А однажды ко мне домой пришла твоя мама. Она вообще удивительная женщина – твоя мать. Я б такого болвана убила бы, а она терпела все твои выходки, и не хуже отца учила тебя жить. Анна Павловна стояла на моем пороге в слезах, еле сдерживая рыдания.
«Светочка, Светлана, Владик в больнице. У него передозировка. Он колется…., - судорожно выдохнула она».
Тогда я бросила все дела и поехала к тебе в больницу. Но врачи захлопнули дверь прямо перед моим носом, потому что в реанимацию никого не пускают просто так.
- Свет, извини меня, - ты посмотрел на меня своими голубыми глазами. – Я сегодня не особо разговорчивый…. Просто хочу немного отдохнуть ото всего.
- Отдыхай, - я прилегла рядом на траву, наплевав на муравьев и других насекомых.
Когда я первый раз увидела тебя после реанимации, тебя было не узнать. Больной, осунувшийся, бледный. На все мои упреки, укоры, слезы ты отвечал молчанием. Ты не разговаривал даже с матерью; упрямо молчал, доказывая свою взрослость.
А однажды я просто не выдержала: так накричала на тебя, что когда я произнесла последнее, самое обидное финальное слово, ты заплакал. И я первый раз в жизни видела, как ты плачешь, по-мужски, почти без слез, но очень мучительно и больно.
Ты мне все рассказал: и про плохую компанию, и про экстази, и про первый укол, который стал для тебя и последним. И мы вместе решили, что тебе стоит пройти курс лечения в наркологической больнице.
Это было тяжелое решение: ты учился в одиннадцатом классе, тебе нужно было готовиться к экзаменам, но мы нашли хорошую лечебницу. Учителя всегда признавали тебя очень умным, ты быстро наверстал упущенное. А я помогала тебе, каждый день после института приходила в лечебницу, занималась с тобой английским. А потом мы  гуляли по больничному скверу и разговаривали.
В мае тебя выпустили из больницы, но ты навсегда запомнил «больничку», как ты назвал лечебницу.
И вот теперь мы здесь; случайно набрели на поляну прямо на опушке леса, и ты предложил немного отдохнуть.
- Знаешь Свет, - ты смотрел в небо, не глядя на меня. – Спасибо тебе…. Я б не выжил без тебя…
- Да что ты такое говоришь, - я шутливо пихнула тебя. – Выжил бы как миленький. Я тебе за такие слова, - я скорчила грозную рожицу.
- Я серьезно, - голубые глаза стали темно-серыми, почти стальными. – Спасибо.

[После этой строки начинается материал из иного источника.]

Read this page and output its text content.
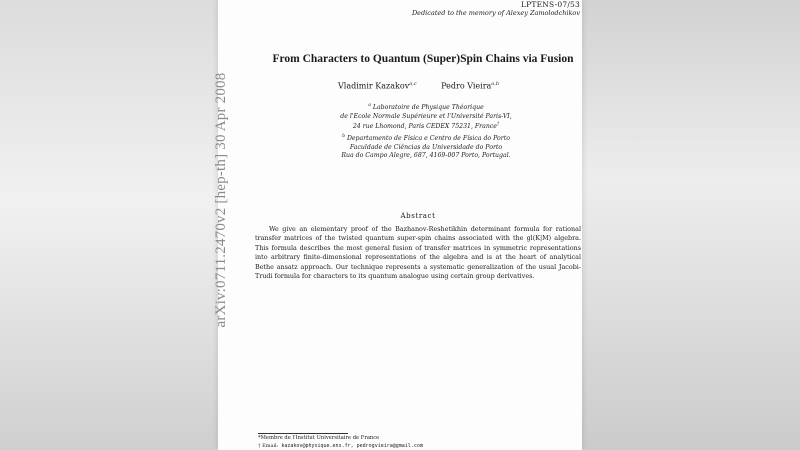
LPTENS-07/53
Dedicated to the memory of Alexey Zamolodchikov
From Characters to Quantum (Super)Spin Chains via Fusion
Vladimir Kazakov$^{a,c}$	Pedro Vieira$^{a,b}$
$^a$ Laboratoire de Physique Théorique
de l'Ecole Normale Supérieure et l'Université Paris-VI,
24 rue Lhomond, Paris CEDEX 75231, France†
$^b$ Departamento de Física e Centro de Física do Porto
Faculdade de Ciências da Universidade do Porto
Rua do Campo Alegre, 687, 4169-007 Porto, Portugal.
Abstract
We give an elementary proof of the Bazhanov-Reshetikhin determinant formula for rational transfer matrices of the twisted quantum super-spin chains associated with the gl(K|M) algebra. This formula describes the most general fusion of transfer matrices in symmetric representations into arbitrary finite-dimensional representations of the algebra and is at the heart of analytical Bethe ansatz approach. Our technique represents a systematic generalization of the usual Jacobi-Trudi formula for characters to its quantum analogue using certain group derivatives.
*Membre de l'Institut Universitaire de France
† Email: kazakov@physique.ens.fr, pedrogvieira@gmail.com
arXiv:0711.2470v2 [hep-th] 30 Apr 2008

Ты был совсем близко, и я понимала, что все неправильно, что ты должен навсегда остаться для меня другом. Но я не могла сопротивляться твоему поцелую, который не был страстным, но был благодарным, нежным, по-особенному твоим.
И по моим щекам предательски текли слезы, делая наш поцелуй соленым и оттого особенно значимым и важным.
- Влад, - тихо прошептала я, зарывшись в твои светлые волосы, - я просто не могла дать тебе умереть… я ведь люблю тебя, мой мальчик.